The biggest and most reliable indicator of mold on your fiberglass insulation is visual. If you see dark blackish discolorations in and on your insulation, this may be mold.
But it’s worth understanding that not all discolored insulation necessarily means that mold is growing on that insulation. Dark spots on insulation may be grime and dust rather than mold growth.
If the dark spots on fiberglass insulation smear when pressed, or if they have a slimy or fuzzy appearance, this is likely mold growth.
There are a couple of further things to keep in mind, though.
Number one, it can be difficult to inspect fiberglass insulation, depending on where it’s located.
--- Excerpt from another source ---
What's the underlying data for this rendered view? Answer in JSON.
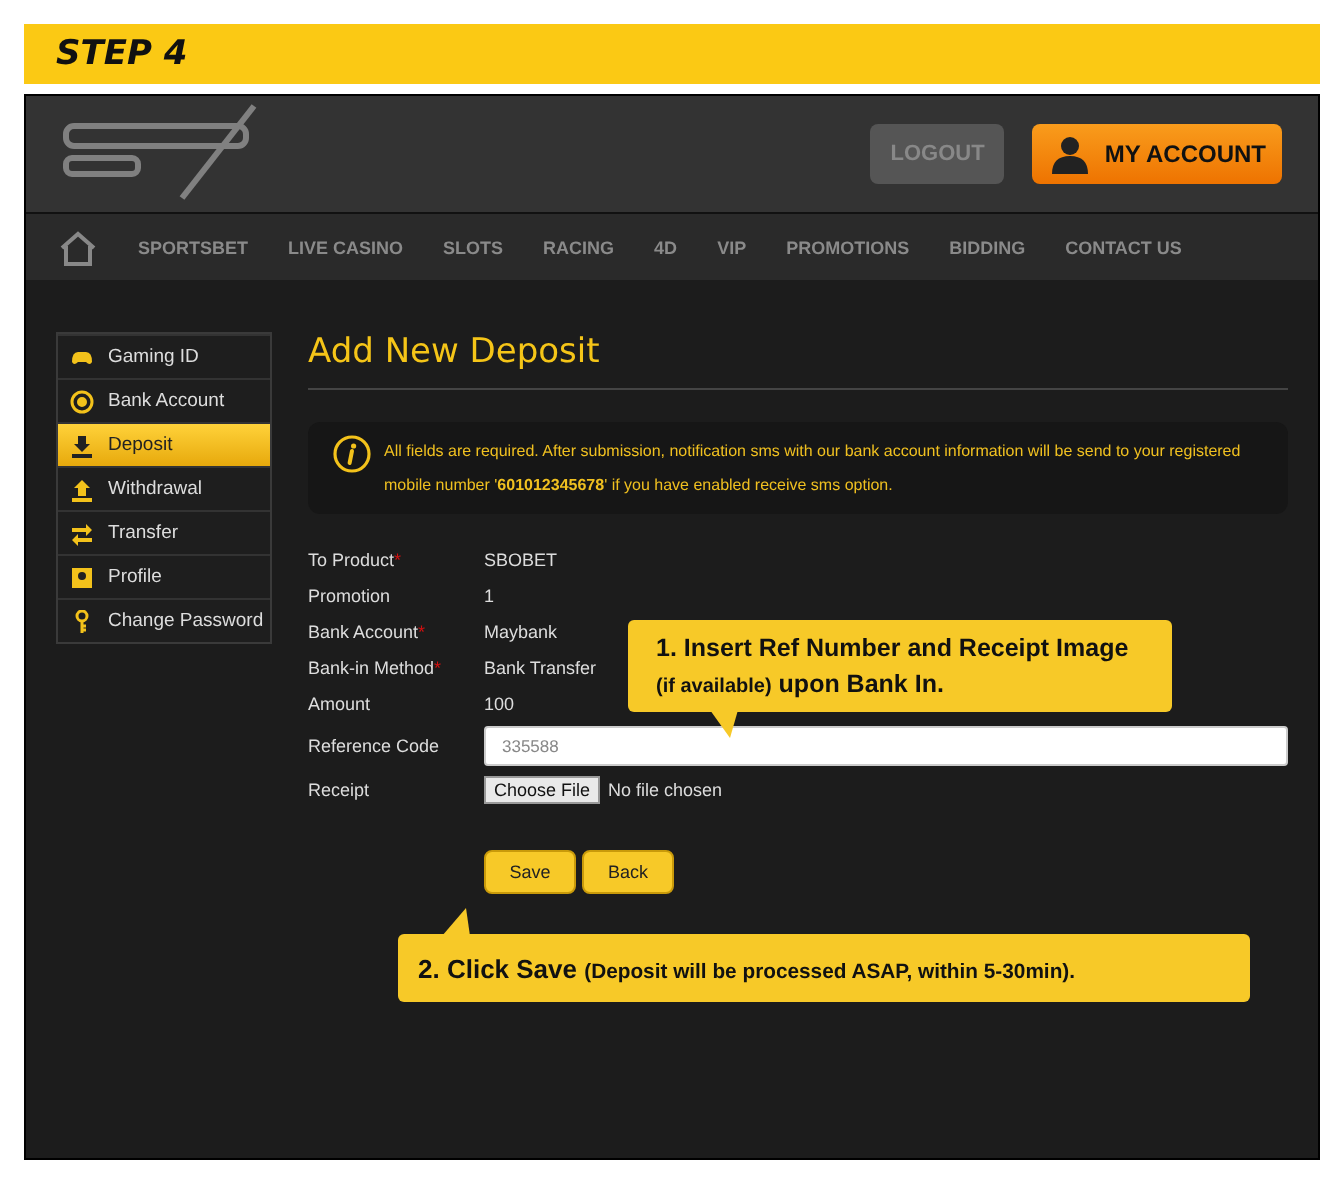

Number two, both insulation and mold can be hazardous to handle if you’re untrained.
Often, your best option is to schedule an inspection with a licensed professional to give a thorough assessment as to whether any mold is growing and what might need to be done.
How to Get Rid of Mold on Your Insulation
Once a section of insulation has begun to grow mold, you’ll need to get rid of that insulation. The bare minimum is to replace the insulation, as there’s no practical way to clean the mold off the insulation.
But one very important thing to keep in mind is that if mold is growing on insulation in an area of your house, it’s almost certain to be growing in other areas in that space. As we discussed, the materials of fiberglass insulation are naturally mold-resistant. If mold has managed to grow on the insulation, it’s very likely to be growing elsewhere in the vicinity too.
And once mold has begun to grow, you need to get rid of all of it, otherwise it will quickly return to the area. Mold emits mold spores into the air, that they can settle on nearby surfaces and spread further.
Not to mention, mold is a hazard to your health and the health of your family. Mold aggravates allergies, leads to respiratory problems, and can cause a handful of other health conditions.
This means that usually, you’ll need to go further than simply getting rid of the mold-infested insulation. You’ll need to also thoroughly dry, scour, and clean the walls and surfaces in the area where you’ve discovered mold.
Removing moldy insulation, cleaning the room or area, and installing new insulation can be a lengthy and tricky process. You’ll need specialized safety gear both to handle the fiberglass insulation and to be in the presence of mold.
And of course, you’ll also want to make sure you’ve installed the new insulation properly, as incorrectly installed insulation leads to increased heating and cooling bills and a host of other problems.
If you’re an experienced Do-It-Yourself-er, you may be able to handle the removal of moldy fiberglass insulation and the installation of new insulation. But in many cases, this is a project where it’s wisest to bring in a mold removal professional.